An example of these constraints is any hypothesis based test. If you are limiting your possible outcomes to only what you “think” will win, you will never be able to test out everything that is feasible. Just because you hear a “best practice” or someone has this golden idea, you have to make sure that you are still testing it relatively to other possibilities, nor can you let it impact your evaluation of that data. It is ok to have an idea of what you think will win going in, but you can not limit yourself to that in your testing. That is the same as walking up to the slot machine with the most flashy lights, just because the guy next to you said to, and only putting your money in that machine.
Everyone always says the house wins, and in Vegas that is how it works. In the real world, the deck may be stacked against you, but that does not mean that you are going to lose.

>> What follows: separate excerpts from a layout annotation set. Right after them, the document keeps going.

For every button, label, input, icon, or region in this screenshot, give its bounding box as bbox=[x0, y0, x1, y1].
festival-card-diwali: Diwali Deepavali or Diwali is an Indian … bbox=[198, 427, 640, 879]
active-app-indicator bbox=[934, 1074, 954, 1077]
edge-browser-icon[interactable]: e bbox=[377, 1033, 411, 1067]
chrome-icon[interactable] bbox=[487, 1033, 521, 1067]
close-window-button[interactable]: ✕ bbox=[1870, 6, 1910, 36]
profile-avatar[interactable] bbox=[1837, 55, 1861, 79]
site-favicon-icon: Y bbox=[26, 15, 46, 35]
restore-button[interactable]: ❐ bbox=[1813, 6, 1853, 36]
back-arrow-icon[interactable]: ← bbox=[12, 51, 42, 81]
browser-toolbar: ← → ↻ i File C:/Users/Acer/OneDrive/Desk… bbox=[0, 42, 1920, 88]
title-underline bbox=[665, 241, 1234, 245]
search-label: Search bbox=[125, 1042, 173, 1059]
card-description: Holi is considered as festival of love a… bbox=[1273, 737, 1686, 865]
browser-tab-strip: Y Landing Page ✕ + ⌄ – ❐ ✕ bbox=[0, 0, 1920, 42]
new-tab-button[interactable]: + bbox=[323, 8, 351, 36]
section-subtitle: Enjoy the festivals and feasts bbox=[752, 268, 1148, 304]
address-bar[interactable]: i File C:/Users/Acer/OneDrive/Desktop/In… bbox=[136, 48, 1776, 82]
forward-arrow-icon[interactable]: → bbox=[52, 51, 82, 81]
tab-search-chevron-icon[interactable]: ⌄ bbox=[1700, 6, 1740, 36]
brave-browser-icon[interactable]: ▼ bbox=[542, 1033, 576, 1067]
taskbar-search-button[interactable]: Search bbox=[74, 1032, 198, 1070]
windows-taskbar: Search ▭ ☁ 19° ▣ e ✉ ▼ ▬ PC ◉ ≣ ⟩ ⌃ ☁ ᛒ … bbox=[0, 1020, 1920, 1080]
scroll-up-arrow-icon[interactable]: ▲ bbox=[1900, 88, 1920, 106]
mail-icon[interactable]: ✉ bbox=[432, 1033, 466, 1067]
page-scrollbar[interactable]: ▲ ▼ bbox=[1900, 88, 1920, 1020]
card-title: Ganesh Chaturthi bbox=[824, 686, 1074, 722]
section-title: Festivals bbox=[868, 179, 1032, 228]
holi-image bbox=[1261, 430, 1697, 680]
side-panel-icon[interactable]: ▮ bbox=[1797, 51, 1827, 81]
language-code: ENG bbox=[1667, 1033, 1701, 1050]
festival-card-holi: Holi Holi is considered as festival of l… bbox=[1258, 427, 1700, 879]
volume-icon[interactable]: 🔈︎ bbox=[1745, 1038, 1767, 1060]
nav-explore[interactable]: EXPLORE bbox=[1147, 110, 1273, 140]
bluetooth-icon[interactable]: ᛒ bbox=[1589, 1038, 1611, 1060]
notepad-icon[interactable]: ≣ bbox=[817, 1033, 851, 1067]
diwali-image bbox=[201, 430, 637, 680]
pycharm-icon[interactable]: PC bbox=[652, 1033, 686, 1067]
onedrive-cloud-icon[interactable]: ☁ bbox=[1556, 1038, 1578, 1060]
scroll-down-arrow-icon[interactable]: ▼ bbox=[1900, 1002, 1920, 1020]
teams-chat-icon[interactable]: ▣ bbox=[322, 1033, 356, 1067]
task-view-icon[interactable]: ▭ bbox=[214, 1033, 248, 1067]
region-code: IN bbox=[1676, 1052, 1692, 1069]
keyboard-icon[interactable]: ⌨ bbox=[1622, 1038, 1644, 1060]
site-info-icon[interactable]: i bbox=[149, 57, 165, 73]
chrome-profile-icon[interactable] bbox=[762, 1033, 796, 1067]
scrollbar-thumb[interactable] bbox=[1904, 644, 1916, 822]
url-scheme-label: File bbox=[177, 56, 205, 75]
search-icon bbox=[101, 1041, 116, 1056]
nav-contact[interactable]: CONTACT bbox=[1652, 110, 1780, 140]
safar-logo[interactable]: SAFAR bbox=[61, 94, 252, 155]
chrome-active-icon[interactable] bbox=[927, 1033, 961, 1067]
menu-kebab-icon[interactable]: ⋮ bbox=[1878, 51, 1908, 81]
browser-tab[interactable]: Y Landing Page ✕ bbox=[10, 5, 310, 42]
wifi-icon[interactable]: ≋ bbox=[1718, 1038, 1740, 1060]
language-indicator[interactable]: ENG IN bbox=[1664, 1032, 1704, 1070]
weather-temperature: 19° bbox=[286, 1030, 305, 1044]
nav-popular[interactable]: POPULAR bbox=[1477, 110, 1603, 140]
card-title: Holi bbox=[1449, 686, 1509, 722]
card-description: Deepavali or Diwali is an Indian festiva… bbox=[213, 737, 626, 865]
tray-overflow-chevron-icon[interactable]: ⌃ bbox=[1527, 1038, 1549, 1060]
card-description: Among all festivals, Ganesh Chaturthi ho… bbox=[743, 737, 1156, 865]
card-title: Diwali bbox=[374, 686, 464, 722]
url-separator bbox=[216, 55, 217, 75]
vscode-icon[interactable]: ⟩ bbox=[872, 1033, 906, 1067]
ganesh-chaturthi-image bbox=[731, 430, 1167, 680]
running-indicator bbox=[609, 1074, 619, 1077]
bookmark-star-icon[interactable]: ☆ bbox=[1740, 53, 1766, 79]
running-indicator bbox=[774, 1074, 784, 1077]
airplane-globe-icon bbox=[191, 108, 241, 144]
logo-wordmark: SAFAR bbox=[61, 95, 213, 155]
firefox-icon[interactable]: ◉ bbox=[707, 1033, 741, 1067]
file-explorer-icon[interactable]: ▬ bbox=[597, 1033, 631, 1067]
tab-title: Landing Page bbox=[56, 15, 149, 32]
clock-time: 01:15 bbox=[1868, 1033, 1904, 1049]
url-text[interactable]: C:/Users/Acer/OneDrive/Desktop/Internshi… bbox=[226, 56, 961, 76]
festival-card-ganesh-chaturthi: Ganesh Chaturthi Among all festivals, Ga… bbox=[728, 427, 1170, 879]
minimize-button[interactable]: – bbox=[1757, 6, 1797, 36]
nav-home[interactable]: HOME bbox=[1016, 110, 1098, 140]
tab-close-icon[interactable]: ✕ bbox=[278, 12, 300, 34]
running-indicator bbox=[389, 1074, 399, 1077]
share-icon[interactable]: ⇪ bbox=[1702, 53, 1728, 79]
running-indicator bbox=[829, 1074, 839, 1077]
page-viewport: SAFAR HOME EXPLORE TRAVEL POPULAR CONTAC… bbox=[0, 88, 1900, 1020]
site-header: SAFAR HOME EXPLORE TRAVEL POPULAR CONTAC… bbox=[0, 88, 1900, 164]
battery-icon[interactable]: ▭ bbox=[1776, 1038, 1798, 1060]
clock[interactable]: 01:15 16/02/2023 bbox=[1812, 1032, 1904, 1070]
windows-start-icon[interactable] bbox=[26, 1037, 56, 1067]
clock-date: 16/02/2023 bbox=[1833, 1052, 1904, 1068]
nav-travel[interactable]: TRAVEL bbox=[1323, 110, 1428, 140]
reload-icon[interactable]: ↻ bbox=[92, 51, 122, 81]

Once you understand the rules of the game and can think in terms of efficiency and exploiting, then you have the advantage. If you can agree that at the end of the day your goal is to walk out of that casino with the largest stack of bills possible, then you have to focus on learning and exploiting. The odds really aren’t stacked against you here, but the only way to really win this game is to be willing to play it the right way. Do you choose the first and most flashy machine? Or do you want to make money?